Online Shopping in a Nut Shell, or the Demise of Man
I often think about consumerism, product design, and the Internet.
Amazon.com represents for me the epitome of efficient consumerism. Nothing is more convenient and easy, and much of the Internet is built around making them more successful and taking advantage of mindless moments. An excellent example of the relationship between websites and amazon is Lifehacker.com and Amazon.com.
Step 1. A Moment of Boredom/A Moment of Distraction
I wanted to take a break, so I went to a fun site: lifehacker.com. Sometimes, I learn something interesting, but most of the time — I always find something I want (don’t click it, you will buy something!)

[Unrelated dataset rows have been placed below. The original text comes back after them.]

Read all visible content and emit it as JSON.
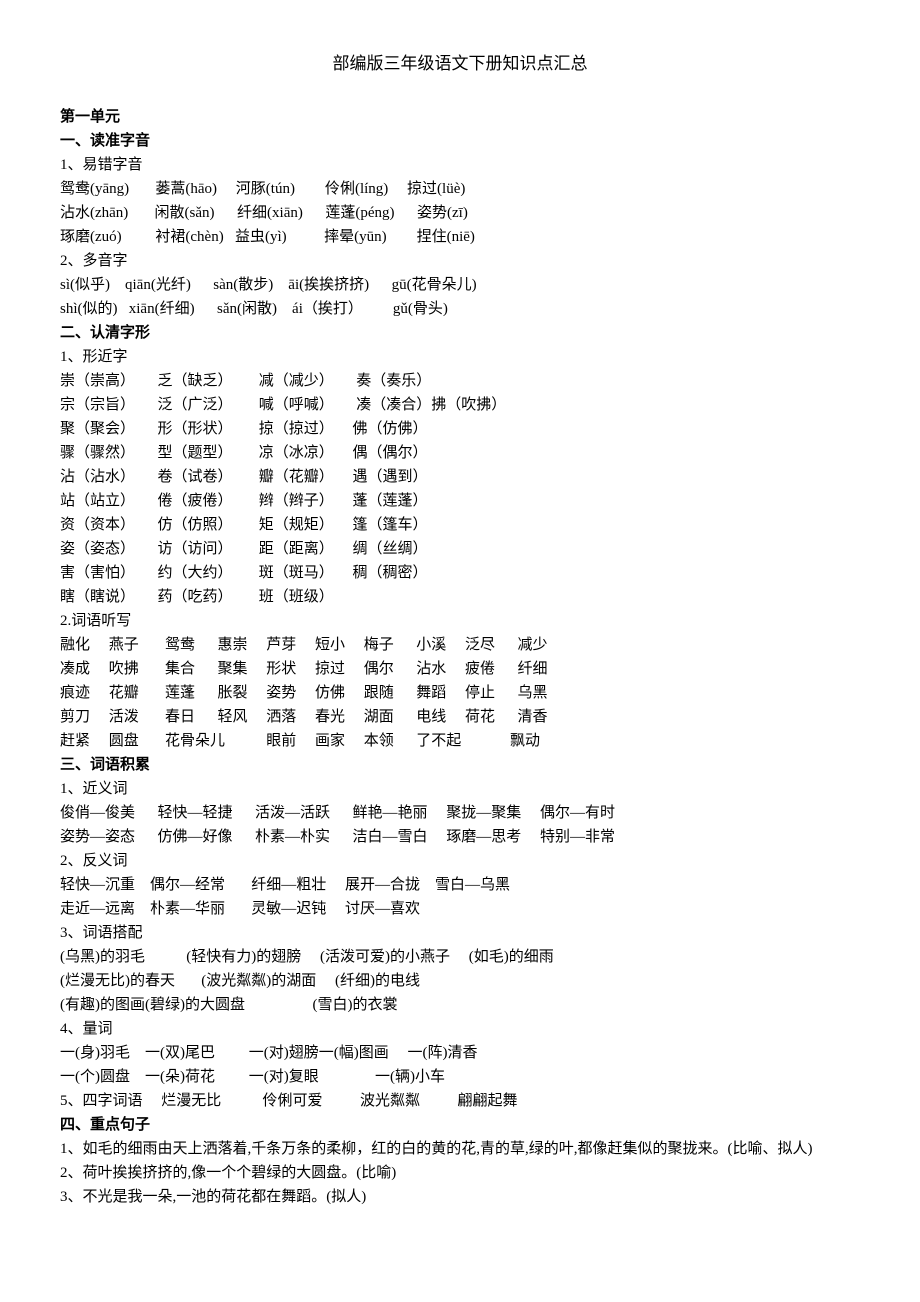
{
  "title": "部编版三年级语文下册知识点汇总",
  "unit_heading": "第一单元",
  "h1": "一、读准字音",
  "h1_1": "1、易错字音",
  "r1_1": "鸳鸯(yāng)       蒌蒿(hāo)     河豚(tún)        伶俐(líng)     掠过(lüè)",
  "r1_2": "沾水(zhān)       闲散(sǎn)      纤细(xiān)      莲蓬(péng)      姿势(zī)",
  "r1_3": "琢磨(zuó)         衬裙(chèn)   益虫(yì)          摔晕(yūn)        捏住(niē)",
  "h1_2": "2、多音字",
  "r2_1": "sì(似乎)    qiān(光纤)      sàn(散步)    āi(挨挨挤挤)      gū(花骨朵儿)",
  "r2_2": "shì(似的)   xiān(纤细)      sǎn(闲散)    ái（挨打）        gǔ(骨头)",
  "h2": "二、认清字形",
  "h2_1": "1、形近字",
  "f1": "崇（崇高）      乏（缺乏）       减（减少）      奏（奏乐）",
  "f2": "宗（宗旨）      泛（广泛）       喊（呼喊）      凑（凑合）拂（吹拂）",
  "f3": "聚（聚会）      形（形状）       掠（掠过）     佛（仿佛）",
  "f4": "骤（骤然）      型（题型）       凉（冰凉）     偶（偶尔）",
  "f5": "沾（沾水）      卷（试卷）       瓣（花瓣）     遇（遇到）",
  "f6": "站（站立）      倦（疲倦）       辫（辫子）     蓬（莲蓬）",
  "f7": "资（资本）      仿（仿照）       矩（规矩）     篷（篷车）",
  "f8": "姿（姿态）      访（访问）       距（距离）     绸（丝绸）",
  "f9": "害（害怕）      约（大约）       斑（斑马）     稠（稠密）",
  "f10": "瞎（瞎说）      药（吃药）       班（班级）",
  "h2_2": "2.词语听写",
  "w1": "融化     燕子       鸳鸯      惠崇     芦芽     短小     梅子      小溪     泛尽      减少",
  "w2": "凑成     吹拂       集合      聚集     形状     掠过     偶尔      沾水     疲倦      纤细",
  "w3": "痕迹     花瓣       莲蓬      胀裂     姿势     仿佛     跟随      舞蹈     停止      乌黑",
  "w4": "剪刀     活泼       春日      轻风     洒落     春光     湖面      电线     荷花      清香",
  "w5": "赶紧     圆盘       花骨朵儿           眼前     画家     本领      了不起             飘动",
  "h3": "三、词语积累",
  "h3_1": "1、近义词",
  "n1": "俊俏—俊美      轻快—轻捷      活泼—活跃      鲜艳—艳丽     聚拢—聚集     偶尔—有时",
  "n2": "姿势—姿态      仿佛—好像      朴素—朴实      洁白—雪白     琢磨—思考     特别—非常",
  "h3_2": "2、反义词",
  "a1": "轻快—沉重    偶尔—经常       纤细—粗壮     展开—合拢    雪白—乌黑",
  "a2": "走近—远离    朴素—华丽       灵敏—迟钝     讨厌—喜欢",
  "h3_3": "3、词语搭配",
  "c1": "(乌黑)的羽毛           (轻快有力)的翅膀     (活泼可爱)的小燕子     (如毛)的细雨",
  "c2": "(烂漫无比)的春天       (波光粼粼)的湖面     (纤细)的电线",
  "c3": "(有趣)的图画(碧绿)的大圆盘                  (雪白)的衣裳",
  "h3_4": "4、量词",
  "m1": "一(身)羽毛    一(双)尾巴         一(对)翅膀一(幅)图画     一(阵)清香",
  "m2": "一(个)圆盘    一(朵)荷花         一(对)复眼               一(辆)小车",
  "h3_5": "5、四字词语     烂漫无比           伶俐可爱          波光粼粼          翩翩起舞",
  "h4": "四、重点句子",
  "s1": "1、如毛的细雨由天上洒落着,千条万条的柔柳，红的白的黄的花,青的草,绿的叶,都像赶集似的聚拢来。(比喻、拟人)",
  "s2": "2、荷叶挨挨挤挤的,像一个个碧绿的大圆盘。(比喻)",
  "s3": "3、不光是我一朵,一池的荷花都在舞蹈。(拟人)"
}
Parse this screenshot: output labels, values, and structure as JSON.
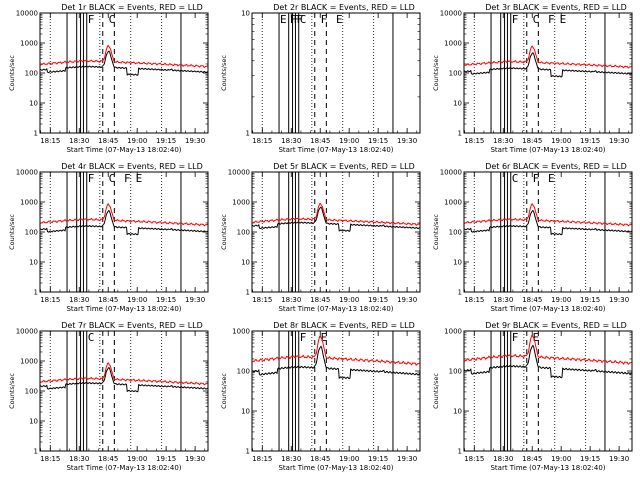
{
  "figure": {
    "x_ticks": [
      "18:15",
      "18:30",
      "18:45",
      "19:00",
      "19:15",
      "19:30"
    ],
    "y_tick_labels": [
      "1",
      "10",
      "100",
      "1000",
      "10000"
    ],
    "y_tick_labels_small": [
      "1",
      "10"
    ],
    "ylabel": "Counts/sec",
    "xlabel": "Start Time (07-May-13 18:02:40)",
    "legend_text": "BLACK = Events, RED = LLD"
  },
  "chart_data": [
    {
      "type": "line",
      "title": "Det 1r",
      "flags": [
        "F",
        "C"
      ],
      "ylim": [
        1,
        10000
      ],
      "has_data": true,
      "base": 220,
      "event_ratio": 0.65,
      "series": [
        {
          "name": "Events",
          "color": "#000000"
        },
        {
          "name": "LLD",
          "color": "#ff0000"
        }
      ]
    },
    {
      "type": "line",
      "title": "Det 2r",
      "flags": [
        "E",
        "F",
        "F",
        "F",
        "C",
        "F",
        "E"
      ],
      "ylim": [
        1,
        10
      ],
      "has_data": false,
      "base": 0,
      "event_ratio": 0,
      "series": [
        {
          "name": "Events",
          "color": "#000000"
        },
        {
          "name": "LLD",
          "color": "#ff0000"
        }
      ]
    },
    {
      "type": "line",
      "title": "Det 3r",
      "flags": [
        "F",
        "C",
        "F",
        "E"
      ],
      "ylim": [
        1,
        10000
      ],
      "has_data": true,
      "base": 210,
      "event_ratio": 0.6,
      "series": [
        {
          "name": "Events",
          "color": "#000000"
        },
        {
          "name": "LLD",
          "color": "#ff0000"
        }
      ]
    },
    {
      "type": "line",
      "title": "Det 4r",
      "flags": [
        "F",
        "C",
        "F",
        "E"
      ],
      "ylim": [
        1,
        10000
      ],
      "has_data": true,
      "base": 230,
      "event_ratio": 0.6,
      "series": [
        {
          "name": "Events",
          "color": "#000000"
        },
        {
          "name": "LLD",
          "color": "#ff0000"
        }
      ]
    },
    {
      "type": "line",
      "title": "Det 5r",
      "flags": [],
      "ylim": [
        1,
        10000
      ],
      "has_data": true,
      "base": 240,
      "event_ratio": 0.75,
      "series": [
        {
          "name": "Events",
          "color": "#000000"
        },
        {
          "name": "LLD",
          "color": "#ff0000"
        }
      ]
    },
    {
      "type": "line",
      "title": "Det 6r",
      "flags": [
        "C",
        "F",
        "E"
      ],
      "ylim": [
        1,
        10000
      ],
      "has_data": true,
      "base": 230,
      "event_ratio": 0.6,
      "series": [
        {
          "name": "Events",
          "color": "#000000"
        },
        {
          "name": "LLD",
          "color": "#ff0000"
        }
      ]
    },
    {
      "type": "line",
      "title": "Det 7r",
      "flags": [
        "C"
      ],
      "ylim": [
        1,
        10000
      ],
      "has_data": true,
      "base": 230,
      "event_ratio": 0.7,
      "series": [
        {
          "name": "Events",
          "color": "#000000"
        },
        {
          "name": "LLD",
          "color": "#ff0000"
        }
      ]
    },
    {
      "type": "line",
      "title": "Det 8r",
      "flags": [
        "F",
        "E"
      ],
      "ylim": [
        1,
        1000
      ],
      "has_data": true,
      "base": 200,
      "event_ratio": 0.55,
      "series": [
        {
          "name": "Events",
          "color": "#000000"
        },
        {
          "name": "LLD",
          "color": "#ff0000"
        }
      ]
    },
    {
      "type": "line",
      "title": "Det 9r",
      "flags": [
        "F",
        "E"
      ],
      "ylim": [
        1,
        1000
      ],
      "has_data": true,
      "base": 210,
      "event_ratio": 0.55,
      "series": [
        {
          "name": "Events",
          "color": "#000000"
        },
        {
          "name": "LLD",
          "color": "#ff0000"
        }
      ]
    }
  ]
}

Tips and downloads for getting things donelifehacker.com
Step 2: Stumble Upon an Attention Grabber that Resonates, or the Joy of Scrolling Down a Website
I have lower back pain, my Mom has lower back pain, and so does everyone else — so when I saw this “article” — I immediately was curious. Clearly, this new toy is a need — not a want.

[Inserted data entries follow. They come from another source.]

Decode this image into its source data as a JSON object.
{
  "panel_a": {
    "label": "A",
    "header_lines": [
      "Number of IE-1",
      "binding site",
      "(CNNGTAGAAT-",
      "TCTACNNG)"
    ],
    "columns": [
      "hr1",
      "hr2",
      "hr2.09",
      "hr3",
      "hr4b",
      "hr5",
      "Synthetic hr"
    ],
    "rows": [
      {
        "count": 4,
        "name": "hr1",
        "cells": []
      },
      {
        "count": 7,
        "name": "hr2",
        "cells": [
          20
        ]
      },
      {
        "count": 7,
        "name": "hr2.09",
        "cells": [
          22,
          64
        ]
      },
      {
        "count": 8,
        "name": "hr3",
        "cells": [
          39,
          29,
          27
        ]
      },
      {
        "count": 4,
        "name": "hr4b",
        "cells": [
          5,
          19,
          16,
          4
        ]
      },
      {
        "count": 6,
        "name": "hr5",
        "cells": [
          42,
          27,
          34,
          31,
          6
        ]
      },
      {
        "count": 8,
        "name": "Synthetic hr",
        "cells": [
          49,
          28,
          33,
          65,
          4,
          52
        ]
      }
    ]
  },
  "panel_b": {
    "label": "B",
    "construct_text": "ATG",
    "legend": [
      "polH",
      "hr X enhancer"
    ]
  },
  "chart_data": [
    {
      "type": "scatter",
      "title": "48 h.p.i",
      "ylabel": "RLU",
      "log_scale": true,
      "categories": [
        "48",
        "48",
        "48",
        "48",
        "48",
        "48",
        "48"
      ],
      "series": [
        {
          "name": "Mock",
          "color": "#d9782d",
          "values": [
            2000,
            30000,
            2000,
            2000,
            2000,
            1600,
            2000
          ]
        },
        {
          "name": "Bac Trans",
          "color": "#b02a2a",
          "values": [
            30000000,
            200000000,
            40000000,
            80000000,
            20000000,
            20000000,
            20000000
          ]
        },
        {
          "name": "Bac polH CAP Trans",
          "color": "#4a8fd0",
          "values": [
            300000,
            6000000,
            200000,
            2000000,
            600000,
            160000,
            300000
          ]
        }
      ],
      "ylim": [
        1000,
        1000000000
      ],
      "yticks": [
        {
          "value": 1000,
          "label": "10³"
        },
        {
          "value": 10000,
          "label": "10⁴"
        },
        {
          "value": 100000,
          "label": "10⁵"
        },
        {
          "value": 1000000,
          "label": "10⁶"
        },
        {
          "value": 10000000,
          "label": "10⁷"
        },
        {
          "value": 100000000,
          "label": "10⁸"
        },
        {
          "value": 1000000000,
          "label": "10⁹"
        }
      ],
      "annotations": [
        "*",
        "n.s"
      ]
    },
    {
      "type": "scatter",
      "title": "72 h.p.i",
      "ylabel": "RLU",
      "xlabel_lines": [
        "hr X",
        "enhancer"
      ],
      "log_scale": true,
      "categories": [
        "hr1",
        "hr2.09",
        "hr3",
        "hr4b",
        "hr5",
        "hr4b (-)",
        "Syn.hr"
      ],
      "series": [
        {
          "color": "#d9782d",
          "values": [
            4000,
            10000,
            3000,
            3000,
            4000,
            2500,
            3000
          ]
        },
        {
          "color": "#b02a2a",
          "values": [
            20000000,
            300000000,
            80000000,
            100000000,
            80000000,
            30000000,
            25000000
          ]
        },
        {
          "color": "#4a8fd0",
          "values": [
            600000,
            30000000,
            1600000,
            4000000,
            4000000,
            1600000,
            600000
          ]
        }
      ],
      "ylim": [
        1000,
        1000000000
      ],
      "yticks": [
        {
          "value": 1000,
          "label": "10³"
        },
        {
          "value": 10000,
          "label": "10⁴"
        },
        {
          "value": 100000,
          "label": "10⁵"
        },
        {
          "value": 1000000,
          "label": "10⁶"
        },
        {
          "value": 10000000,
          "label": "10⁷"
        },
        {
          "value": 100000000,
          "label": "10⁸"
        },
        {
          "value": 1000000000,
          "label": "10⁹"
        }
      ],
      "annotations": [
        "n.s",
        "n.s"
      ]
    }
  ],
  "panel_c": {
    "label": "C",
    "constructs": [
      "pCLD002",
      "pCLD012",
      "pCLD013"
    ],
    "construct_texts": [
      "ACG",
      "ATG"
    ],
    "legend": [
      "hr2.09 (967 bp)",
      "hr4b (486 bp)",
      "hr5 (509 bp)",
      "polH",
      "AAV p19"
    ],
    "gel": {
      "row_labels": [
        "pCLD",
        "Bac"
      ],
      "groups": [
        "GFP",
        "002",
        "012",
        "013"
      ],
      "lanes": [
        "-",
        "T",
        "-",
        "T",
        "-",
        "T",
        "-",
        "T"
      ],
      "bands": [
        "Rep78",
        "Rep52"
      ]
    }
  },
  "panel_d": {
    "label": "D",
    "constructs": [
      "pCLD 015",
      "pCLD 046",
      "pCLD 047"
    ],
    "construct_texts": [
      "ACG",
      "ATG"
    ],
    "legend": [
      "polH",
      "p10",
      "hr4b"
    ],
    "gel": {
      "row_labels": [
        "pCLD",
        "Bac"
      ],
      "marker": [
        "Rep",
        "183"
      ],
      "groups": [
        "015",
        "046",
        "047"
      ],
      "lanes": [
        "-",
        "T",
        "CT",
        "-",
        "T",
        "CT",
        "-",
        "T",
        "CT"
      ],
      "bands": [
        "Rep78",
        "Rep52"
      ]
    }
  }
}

Most websites disguise themselves as life changing libraries of content with life changing products to improve/make better/enjoy your life. We adults have graduated from candy stores to the Internet.
Step 3: Make Him an Offer He Can’t Refuse
Selling point #1: If you don’t buy this, you will die.
Inevitably, my lizard brain is now afraid because I sit for 10 hours a day. Luckily, Lifehacker.com has kindly provided a blood red infographic about my demise…
Selling point #2: The Social Pressure — Everybody Else Loves This.
9,000 other Amazon Reviews say this is awesome — this cushion for my bottom must be amazing.
Selling point #3: The price is AMAZING.
By the time I got to the price, I had lost all sense of value.
Luckily, I didn’t fall for this trap — instead, I wrote this down to understand what my experience. And, in fact, I realize that I simply need to block lifehacker.com, which may be the ultimate life hack.